Alabama began issuing marriage licenses to same-sex couples Monday, despite an 11th-hour attempt from the state's chief justice -- an outspoken opponent -- to block the weddings.

The U.S. Supreme Court said Monday morning that it wouldn't stop the marriages from beginning in the state, and shortly after, Jefferson County probate judge Alan King issued several licenses.

He did so despite Chief Justice Roy Moore's Sunday night order to all probate judges, directing them to refuse to issue the licenses.

One of the licenses went to Dee and Laura Bush, who have been together for seven years and have five kids between them.

"It is great that we were able to be part of history," said Dee Bush. After receiving her license, she and Laura walked outside to a park where a minister was performing wedding ceremonies to cheers from crowds.

More On This...

By issuing licenses, King says he was abiding by the federal court order from January that determined Alabama's statutory and constitutional bans on gay marriage were unconstitutional. U.S. District Judge Callie Granade had put her order on hold until Monday to let the state prepare for the change. The state attorney general has requested that the hold be extended, but the U.S. Supreme Court refused to do so.
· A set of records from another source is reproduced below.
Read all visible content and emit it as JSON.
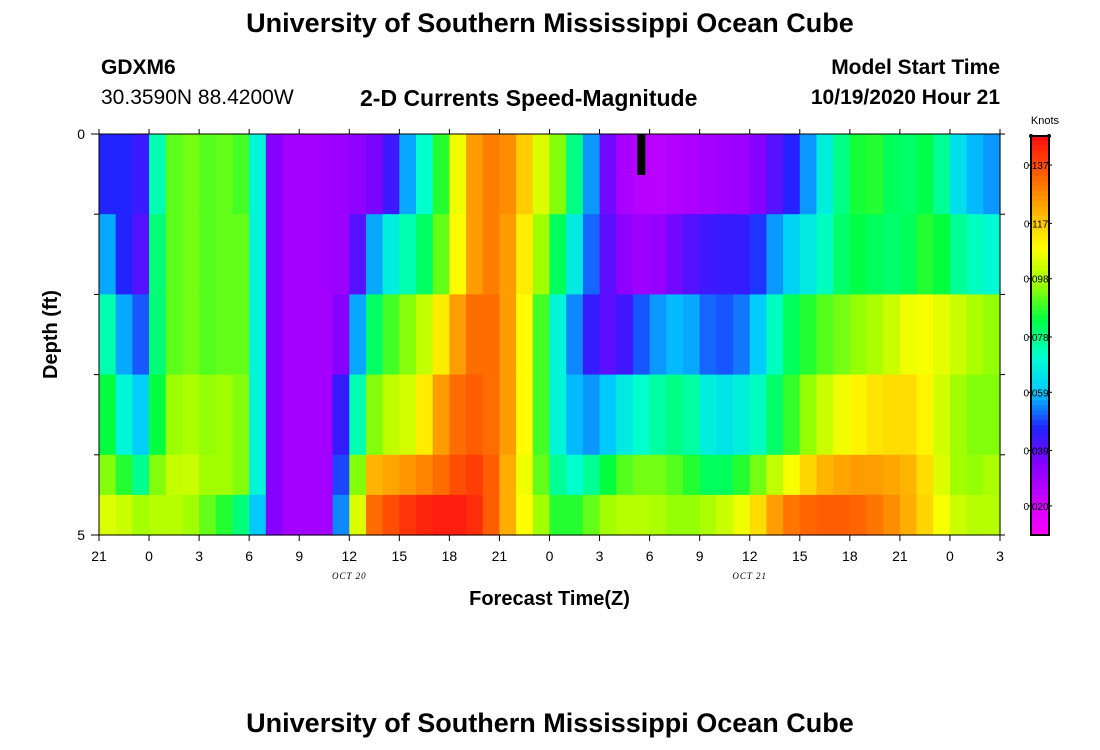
{
  "header": {
    "title": "University of Southern Mississippi Ocean Cube",
    "station_id": "GDXM6",
    "coords": "30.3590N 88.4200W",
    "subtitle": "2-D Currents Speed-Magnitude",
    "model_start_label": "Model Start Time",
    "model_start_value": "10/19/2020 Hour 21"
  },
  "footer": {
    "title": "University of Southern Mississippi Ocean Cube"
  },
  "colors": {
    "stops": [
      "#ff00ff",
      "#cc00ff",
      "#8800ff",
      "#2222ff",
      "#00c8ff",
      "#00ffd0",
      "#00ff40",
      "#a0ff00",
      "#ffff00",
      "#ffb000",
      "#ff6000",
      "#ff1010"
    ],
    "now_marker": "#000000"
  },
  "chart_data": {
    "type": "heatmap",
    "title": "2-D Currents Speed-Magnitude",
    "xlabel": "Forecast Time(Z)",
    "ylabel": "Depth (ft)",
    "x_tick_labels": [
      "21",
      "0",
      "3",
      "6",
      "9",
      "12",
      "15",
      "18",
      "21",
      "0",
      "3",
      "6",
      "9",
      "12",
      "15",
      "18",
      "21",
      "0",
      "3"
    ],
    "x_start_hour": 21,
    "hours_span": 54,
    "date_labels": [
      {
        "text": "OCT 20",
        "hour": 15
      },
      {
        "text": "OCT 21",
        "hour": 39
      }
    ],
    "now_marker_hour": 32.5,
    "y_tick_labels": [
      "0",
      "5"
    ],
    "ylim": [
      0,
      5
    ],
    "depths": [
      0.25,
      1.0,
      2.0,
      3.0,
      4.0,
      4.75
    ],
    "colorbar": {
      "unit": "Knots",
      "min": 0.01,
      "max": 0.147,
      "tick_values": [
        "0.020",
        "0.039",
        "0.059",
        "0.078",
        "0.098",
        "0.117",
        "0.137"
      ]
    },
    "keyframes": [
      {
        "depth": 0,
        "h": [
          0,
          0.055,
          1,
          0.04,
          2,
          0.055,
          2.7,
          0.04,
          3.5,
          0.075,
          4.2,
          0.09,
          5,
          0.095,
          7,
          0.09,
          8,
          0.095,
          9,
          0.085,
          9.5,
          0.07,
          10,
          0.04,
          11,
          0.03,
          13,
          0.03,
          15,
          0.032,
          17,
          0.038,
          18,
          0.05,
          19,
          0.065,
          20,
          0.08,
          21,
          0.095,
          22,
          0.12,
          23,
          0.13,
          24,
          0.13,
          25,
          0.125,
          26,
          0.11,
          27,
          0.1,
          28,
          0.09,
          30,
          0.045,
          31,
          0.03,
          33,
          0.025,
          35,
          0.028,
          37,
          0.03,
          39,
          0.032,
          42,
          0.05,
          44,
          0.075,
          46,
          0.09,
          48,
          0.08,
          50,
          0.085,
          51,
          0.07,
          52,
          0.06,
          54,
          0.055
        ]
      },
      {
        "depth": 1,
        "h": [
          0,
          0.065,
          1,
          0.05,
          2,
          0.045,
          2.7,
          0.04,
          3.5,
          0.08,
          4.2,
          0.09,
          5,
          0.095,
          7,
          0.09,
          8,
          0.095,
          9,
          0.09,
          9.5,
          0.07,
          10,
          0.04,
          11,
          0.03,
          13,
          0.03,
          15,
          0.032,
          16,
          0.05,
          17,
          0.065,
          18,
          0.072,
          20,
          0.085,
          21,
          0.1,
          22,
          0.12,
          23,
          0.13,
          24,
          0.13,
          25,
          0.12,
          26,
          0.105,
          27,
          0.09,
          28,
          0.075,
          30,
          0.045,
          31,
          0.035,
          33,
          0.03,
          35,
          0.04,
          37,
          0.045,
          39,
          0.045,
          41,
          0.06,
          43,
          0.07,
          45,
          0.085,
          48,
          0.08,
          50,
          0.09,
          51,
          0.08,
          52,
          0.075,
          54,
          0.07
        ]
      },
      {
        "depth": 2,
        "h": [
          0,
          0.09,
          1,
          0.06,
          2,
          0.055,
          2.7,
          0.05,
          3.5,
          0.08,
          4.2,
          0.09,
          5,
          0.095,
          7,
          0.09,
          8,
          0.095,
          9,
          0.09,
          9.5,
          0.07,
          10,
          0.04,
          11,
          0.03,
          14,
          0.03,
          15,
          0.04,
          16,
          0.075,
          17,
          0.088,
          18,
          0.092,
          20,
          0.105,
          21,
          0.12,
          22,
          0.13,
          23,
          0.135,
          24,
          0.13,
          25,
          0.12,
          26,
          0.1,
          27,
          0.08,
          28,
          0.06,
          30,
          0.04,
          31,
          0.04,
          33,
          0.055,
          35,
          0.06,
          37,
          0.05,
          39,
          0.055,
          41,
          0.08,
          43,
          0.09,
          45,
          0.095,
          47,
          0.1,
          49,
          0.11,
          51,
          0.105,
          52,
          0.1,
          54,
          0.095
        ]
      },
      {
        "depth": 3,
        "h": [
          0,
          0.095,
          1,
          0.075,
          2,
          0.065,
          2.7,
          0.06,
          3.5,
          0.085,
          4.2,
          0.095,
          5,
          0.1,
          7,
          0.095,
          8,
          0.1,
          9,
          0.09,
          9.5,
          0.07,
          10,
          0.04,
          11,
          0.03,
          14,
          0.03,
          15,
          0.06,
          16,
          0.09,
          17,
          0.1,
          19,
          0.105,
          20,
          0.12,
          21,
          0.13,
          22,
          0.135,
          23,
          0.135,
          24,
          0.13,
          25,
          0.12,
          26,
          0.1,
          27,
          0.08,
          28,
          0.06,
          30,
          0.055,
          31,
          0.065,
          33,
          0.075,
          35,
          0.08,
          37,
          0.065,
          39,
          0.07,
          41,
          0.085,
          43,
          0.1,
          45,
          0.11,
          47,
          0.115,
          49,
          0.115,
          51,
          0.1,
          52,
          0.095,
          54,
          0.095
        ]
      },
      {
        "depth": 4,
        "h": [
          0,
          0.1,
          1,
          0.09,
          2,
          0.085,
          2.7,
          0.075,
          3.5,
          0.095,
          4.2,
          0.1,
          5,
          0.105,
          7,
          0.095,
          8,
          0.1,
          9,
          0.09,
          9.5,
          0.07,
          10,
          0.04,
          11,
          0.03,
          14,
          0.03,
          15,
          0.07,
          16,
          0.12,
          18,
          0.125,
          20,
          0.13,
          21,
          0.135,
          22,
          0.14,
          23,
          0.14,
          24,
          0.13,
          25,
          0.115,
          26,
          0.1,
          27,
          0.085,
          28,
          0.07,
          30,
          0.08,
          31,
          0.09,
          33,
          0.095,
          35,
          0.09,
          37,
          0.08,
          39,
          0.09,
          41,
          0.105,
          43,
          0.12,
          45,
          0.125,
          47,
          0.125,
          49,
          0.12,
          51,
          0.1,
          52,
          0.095,
          54,
          0.1
        ]
      },
      {
        "depth": 5,
        "h": [
          0,
          0.11,
          1,
          0.1,
          2,
          0.105,
          2.7,
          0.095,
          3.5,
          0.1,
          4.2,
          0.1,
          5,
          0.1,
          7,
          0.09,
          8,
          0.085,
          9,
          0.075,
          9.5,
          0.06,
          10,
          0.04,
          11,
          0.03,
          14,
          0.03,
          15,
          0.08,
          16,
          0.13,
          18,
          0.14,
          20,
          0.145,
          21,
          0.145,
          22,
          0.145,
          23,
          0.14,
          24,
          0.13,
          25,
          0.115,
          26,
          0.105,
          27,
          0.09,
          28,
          0.085,
          30,
          0.095,
          31,
          0.1,
          33,
          0.1,
          35,
          0.095,
          37,
          0.1,
          39,
          0.11,
          41,
          0.13,
          43,
          0.135,
          45,
          0.135,
          47,
          0.13,
          49,
          0.12,
          51,
          0.105,
          52,
          0.1,
          54,
          0.1
        ]
      }
    ]
  }
}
Moore's order to probate judges was a dramatic return to defiance for the chief justice. He was removed from the post in 2003 for refusing to obey a federal court order to remove a washing machine-sized Ten Commandments from the state judicial building. Critics lashed out that Moore had no authority to tell county probate judges to enforce a law that a federal judge already ruled unconstitutional. He's been one of the state's most outspoken critics of gay marriage; in 2002 he called homosexuality an "evil" in a custody ruling.

"This is a pathetic, last-ditch attempt at judicial fiat by an Alabama Supreme Court justice--a man who should respect the rule of law rather than advance his personal beliefs," said Sarah Warbelow, legal director of the Human Rights Campaign.